中村弦『天使の歩廊』

ファンタジーノベル大賞受賞作。
1881年生まれの異能の建築家の人生と、彼が手がけた建築をめぐる物語とが絡み合うように語られていく連作短編集。最後の「忘れ川」で、施主(の妻)と建築家の人生が絡み合う形になっている構成はなかなかのもの。癒やしなどのテーマがかなりはっきりしており、ファンタジーそのものはわかりやすくて、それほど読者を選ばない。
ただし、作品としては、案外読者を選ぶのではないか。それは、建築そのもののありようがファンタジーの基礎となっているからで、建築的なもののイメージをきちんと喚起できる人でないと、充分に楽しめないのではないかと思われるからだ。
たとえば「鹿鳴館の夢」というタイトルで、鹿鳴館の透視図が出てくるのだが、その絵をそれなりに具体的に想起できるかどうかで、作品から受ける印象はだいぶ異なるのではないか。まあそんなことは関係なく、ただ話の展開だけを追うという人も多いのかもしれないし、そうすればどれもそれなりによくできた話という感じはする。
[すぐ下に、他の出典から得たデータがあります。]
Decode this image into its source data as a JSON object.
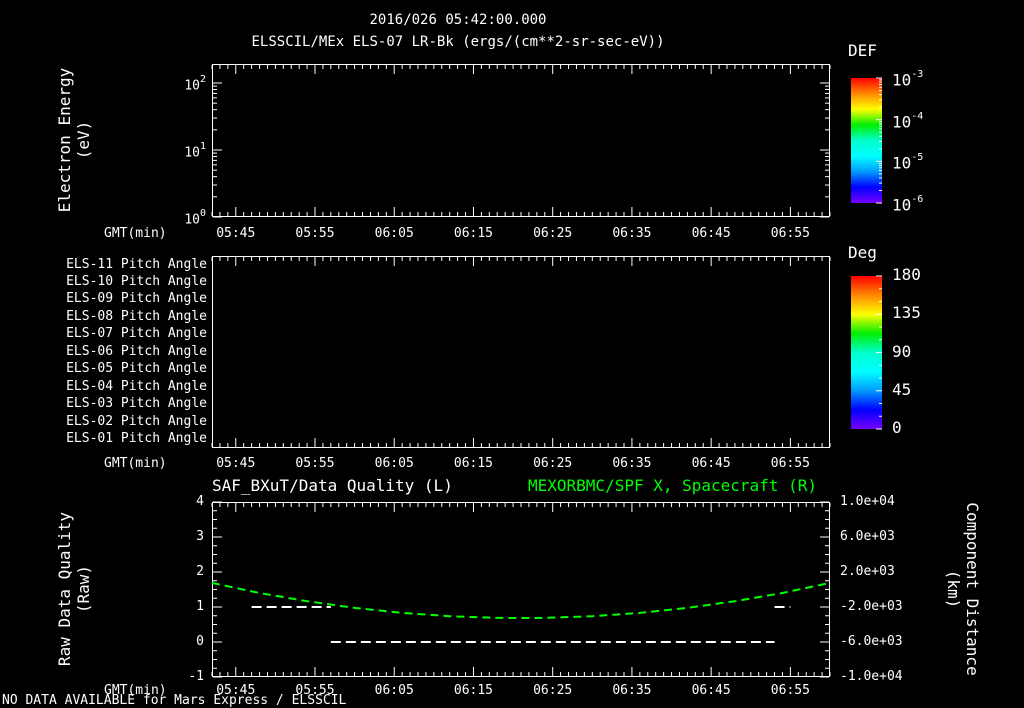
{
  "header": {
    "title": "2016/026 05:42:00.000",
    "subtitle": "ELSSCIL/MEx ELS-07 LR-Bk  (ergs/(cm**2-sr-sec-eV))"
  },
  "time_axis": {
    "label": "GMT(min)",
    "ticks": [
      "05:45",
      "05:55",
      "06:05",
      "06:15",
      "06:25",
      "06:35",
      "06:45",
      "06:55"
    ]
  },
  "panel1": {
    "ylabel_line1": "Electron Energy",
    "ylabel_line2": "(eV)",
    "yticks": [
      {
        "base": "10",
        "exp": "2"
      },
      {
        "base": "10",
        "exp": "1"
      },
      {
        "base": "10",
        "exp": "0"
      }
    ],
    "colorbar": {
      "title": "DEF",
      "ticks": [
        {
          "base": "10",
          "exp": "-3"
        },
        {
          "base": "10",
          "exp": "-4"
        },
        {
          "base": "10",
          "exp": "-5"
        },
        {
          "base": "10",
          "exp": "-6"
        }
      ]
    }
  },
  "panel2": {
    "rows": [
      "ELS-11 Pitch Angle",
      "ELS-10 Pitch Angle",
      "ELS-09 Pitch Angle",
      "ELS-08 Pitch Angle",
      "ELS-07 Pitch Angle",
      "ELS-06 Pitch Angle",
      "ELS-05 Pitch Angle",
      "ELS-04 Pitch Angle",
      "ELS-03 Pitch Angle",
      "ELS-02 Pitch Angle",
      "ELS-01 Pitch Angle"
    ],
    "colorbar": {
      "title": "Deg",
      "ticks": [
        "180",
        "135",
        "90",
        "45",
        "0"
      ]
    }
  },
  "panel3": {
    "title_left": "SAF_BXuT/Data Quality (L)",
    "title_right": "MEXORBMC/SPF X, Spacecraft (R)",
    "ylabel_left_line1": "Raw Data Quality",
    "ylabel_left_line2": "(Raw)",
    "yticks_left": [
      "4",
      "3",
      "2",
      "1",
      "0",
      "-1"
    ],
    "yticks_right": [
      "1.0e+04",
      "6.0e+03",
      "2.0e+03",
      "-2.0e+03",
      "-6.0e+03",
      "-1.0e+04"
    ],
    "ylabel_right_line1": "Component Distance",
    "ylabel_right_line2": "(km)"
  },
  "footer": {
    "no_data_text": "NO DATA AVAILABLE for Mars Express / ELSSCIL"
  },
  "colors": {
    "background": "#000000",
    "foreground": "#ffffff",
    "accent_green": "#00ff00",
    "colormap": [
      "#ff0000",
      "#ff8800",
      "#ffff00",
      "#00ee00",
      "#00ffcc",
      "#00ffff",
      "#0099ff",
      "#0000ff",
      "#7700ff"
    ]
  },
  "chart_data": [
    {
      "type": "heatmap",
      "panel": "electron-energy-spectrogram",
      "title": "ELSSCIL/MEx ELS-07 LR-Bk",
      "units": "ergs/(cm**2-sr-sec-eV)",
      "xlabel": "GMT(min)",
      "x_range": [
        "05:42",
        "07:00"
      ],
      "x_ticks": [
        "05:45",
        "05:55",
        "06:05",
        "06:15",
        "06:25",
        "06:35",
        "06:45",
        "06:55"
      ],
      "ylabel": "Electron Energy (eV)",
      "y_scale": "log",
      "y_range": [
        1,
        200
      ],
      "colorbar_label": "DEF",
      "colorbar_range_log10": [
        -6,
        -3
      ],
      "values": [],
      "note": "no data plotted (blank spectrogram)"
    },
    {
      "type": "heatmap",
      "panel": "pitch-angle-rows",
      "xlabel": "GMT(min)",
      "x_range": [
        "05:42",
        "07:00"
      ],
      "rows_top_to_bottom": [
        "ELS-11",
        "ELS-10",
        "ELS-09",
        "ELS-08",
        "ELS-07",
        "ELS-06",
        "ELS-05",
        "ELS-04",
        "ELS-03",
        "ELS-02",
        "ELS-01"
      ],
      "colorbar_label": "Deg",
      "colorbar_range": [
        0,
        180
      ],
      "values": [],
      "note": "no data plotted (blank panel)"
    },
    {
      "type": "line",
      "panel": "quality-and-distance",
      "xlabel": "GMT(min)",
      "x_range": [
        "05:42",
        "07:00"
      ],
      "ylim_left": [
        -1,
        4
      ],
      "ylim_right": [
        -10000,
        10000
      ],
      "ylabel_left": "Raw Data Quality (Raw)",
      "ylabel_right": "Component Distance (km)",
      "series": [
        {
          "name": "SAF_BXuT/Data Quality (L)",
          "axis": "left",
          "color": "#ffffff",
          "style": "dashed",
          "segments": [
            {
              "x_start": "05:47",
              "x_end": "05:57",
              "value": 1
            },
            {
              "x_start": "05:57",
              "x_end": "06:53",
              "value": 0
            },
            {
              "x_start": "06:53",
              "x_end": "06:55",
              "value": 1
            }
          ]
        },
        {
          "name": "MEXORBMC/SPF X, Spacecraft (R)",
          "axis": "right",
          "color": "#00ff00",
          "style": "dashed",
          "x": [
            "05:42",
            "05:48",
            "05:54",
            "06:00",
            "06:06",
            "06:12",
            "06:18",
            "06:21",
            "06:24",
            "06:30",
            "06:36",
            "06:42",
            "06:48",
            "06:54",
            "07:00"
          ],
          "y": [
            750,
            -400,
            -1340,
            -2100,
            -2670,
            -3050,
            -3240,
            -3260,
            -3240,
            -3050,
            -2670,
            -2100,
            -1340,
            -400,
            750
          ]
        }
      ]
    }
  ]
}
だが、真の読みどころはそこにはないのではないか。そしてその真の読みどころ、例えばラビリンスの館で、非在の空間が出現するあたりの手続きが小説としてのキモだと思うわけだが、こうした部分については、イメージを浮かべられる人とそうでない人とでは、だいぶ受け取り方が違うと思うのだ。イメージ優先人間の私は、ややこの部分が弱くて不満なのである。かといって、イメージをまったく浮かべられない人には、なんだかピンと来ないのではないかという気がする。
全体としては悪くない作品だと思う。